For this analysis, patients were stratified into those with MetS or not; 16361 of 27342 patients (59.8%) had MetS. Patients with MetS were identified based on meeting 3 of 5 criteria: 1) waist circumference >102 cm for men or >88 cm for women, 2) triglyceride levels ≥150 mg/dL, 3) HDL-c<40 mg/dL for men of <50 mg/dL for women, 4) BP ≥130/85 mmHg, 5) fasting glucose levels ≥ 110 mg/dL. Patients were also stratified for presence or absence of diabetes at baseline.
Main results
- Patients with MetS were more likely to be women, younger, had peripheral artery disease and lower eGFR than those without MetS.
- After adjusting for baseline parameters, patients with MetS had greater risk for the primary and key secondary endpoints (adjusted HR 1.31, 95%CI: 1.18-1.46, P<0.001 and adjusted HR 1.39, 95%CI: 1.20-1.57, P<0.001, respectively).
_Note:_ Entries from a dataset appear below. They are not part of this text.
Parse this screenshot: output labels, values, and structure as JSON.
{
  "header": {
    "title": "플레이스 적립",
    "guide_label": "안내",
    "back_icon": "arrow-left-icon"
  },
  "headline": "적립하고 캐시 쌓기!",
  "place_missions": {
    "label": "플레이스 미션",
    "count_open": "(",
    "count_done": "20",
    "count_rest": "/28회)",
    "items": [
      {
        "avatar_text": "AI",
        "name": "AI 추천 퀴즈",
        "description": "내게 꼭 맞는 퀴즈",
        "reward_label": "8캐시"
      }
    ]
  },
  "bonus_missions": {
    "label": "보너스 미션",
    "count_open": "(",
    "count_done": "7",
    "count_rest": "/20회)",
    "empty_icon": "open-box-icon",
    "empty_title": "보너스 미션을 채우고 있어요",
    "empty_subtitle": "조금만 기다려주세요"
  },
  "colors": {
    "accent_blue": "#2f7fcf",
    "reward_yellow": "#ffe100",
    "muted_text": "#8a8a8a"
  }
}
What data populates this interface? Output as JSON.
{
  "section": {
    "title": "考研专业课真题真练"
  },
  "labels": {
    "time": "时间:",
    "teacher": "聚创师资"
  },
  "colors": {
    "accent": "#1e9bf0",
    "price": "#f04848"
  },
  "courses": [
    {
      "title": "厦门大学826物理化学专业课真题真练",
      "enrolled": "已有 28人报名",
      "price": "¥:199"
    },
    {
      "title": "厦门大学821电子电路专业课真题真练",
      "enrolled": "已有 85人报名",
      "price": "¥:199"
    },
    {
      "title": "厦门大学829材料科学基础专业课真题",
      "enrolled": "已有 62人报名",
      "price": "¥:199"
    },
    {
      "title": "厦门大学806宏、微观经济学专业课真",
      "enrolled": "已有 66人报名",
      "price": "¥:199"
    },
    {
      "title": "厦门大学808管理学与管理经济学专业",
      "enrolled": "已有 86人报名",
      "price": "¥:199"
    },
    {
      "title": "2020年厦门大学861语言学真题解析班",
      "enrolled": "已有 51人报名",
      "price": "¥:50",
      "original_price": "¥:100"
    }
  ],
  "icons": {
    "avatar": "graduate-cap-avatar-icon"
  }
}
- Evolocumab reduced the primary endpoint compared to placebo in patients with MetS (HR 0.83, 95%CI: 0.76-0.91) and in patients without MetS (HR 0.89, 95%CI: 0.79-1.01) to a similar degree (P for interaction =0.39). Key secondary endpoint was reduced by evolocumab in patient with MetS (HR 0.76, 95%CI: 0.68-0.86) and without MetS (HR 0.86, 95%CI: 0.74-1.01, P for interaction=0.23).
- Efficacy of evolocumab in 4 groups based on presence or absence of diabetes and/or MetS was as follows: for those with diabetes and MetS HR was 0.85 (95%CI: 0.76-0.96), those with diabetes without MetS HR was 0.78 (95%CI: 0.60-1.01), MetS without diabetes HR was 0.80 (95%CI: 0.70-0.92) and without diabetes and MetS HR was 0.91 (95%CI:0.76-1.09) (P interaction=0.47). The absolute risk reduction (ARR) in the primary endpoint over 3 years with evolocumab in patients with diabetes and MetS was 2.1%; in patients with diabetes without MetS 4.9%; in patients with MetS without diabetes 2.5%; and in patients with neither 0.9%.
- HRs for secondary endpoint were 0.84 (95%CI: 0.73-0.97) for those with diabetes and MetS, 0.74 (95%CI: 0.54-1.01) for those with diabetes without MetS, 0.65 (95%CI: 0.54-0.79) for those with MetS without diabetes and 0.91 (95%CI: 0.76-1.09) for those without diabetes and MetS (Pinteraction=0.07).
- Rates of adverse events and serious adverse events were similar in patients with vs. without MetS, except incidence of new-onset diabetes (more common in patients with MetS). But no difference was observed in new-onset diabetes or other measures of worsening glycemic control with evolocumab vs. placebo in patients with or without MetS.
Conclusion
Patients with ASCVD and MetS have an increased risk of MACE compared to patients with ASCVD without MetS, despite moderate-to-high intensity statin therapy. Treatment with evolocumab is associated with reduction in MACE in patients with ASCVD and MetS, regardless or presence of absence of diabetes. These results suggest that treatment with evolocumab in patients with ASCVD and MetS is efficacious and safe.